The Drug Enforcement Administration invited Leland and other citizens - such as software engineers, a teacher, a pastor and a school principal - to make methamphetamine last week in a lab at Metropolitan State College of Denver. [Denver Post]
Ok. We understand that DEA is teaching private citizens how to manufacture meth, but why? Why the hell would they do that?
The class was held as part of the DEA's first Citizens Academy in order to give the public a close-up view of what the agency does to keep drugs off the street.
That's interesting, and I'm eager to attend, but it doesn't answer the question because cooking meth isnât part of DEA's job at all.
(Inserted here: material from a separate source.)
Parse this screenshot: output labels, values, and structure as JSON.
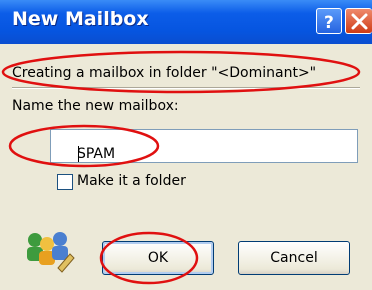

Their job is, of course, to stop people from cooking meth, which has now become the precise opposite of what they're doing.
The whole thing is mindlessly indulgent when you consider that no one really needs a chemistry lesson to infer that the constant explosions at their crazy neighbor's house might explain why he has so many strange visitors.
If you're gonna teach meth-cooking, teach it to immigrant store clerks before you arrest them for naively selling household items to undercover narcs.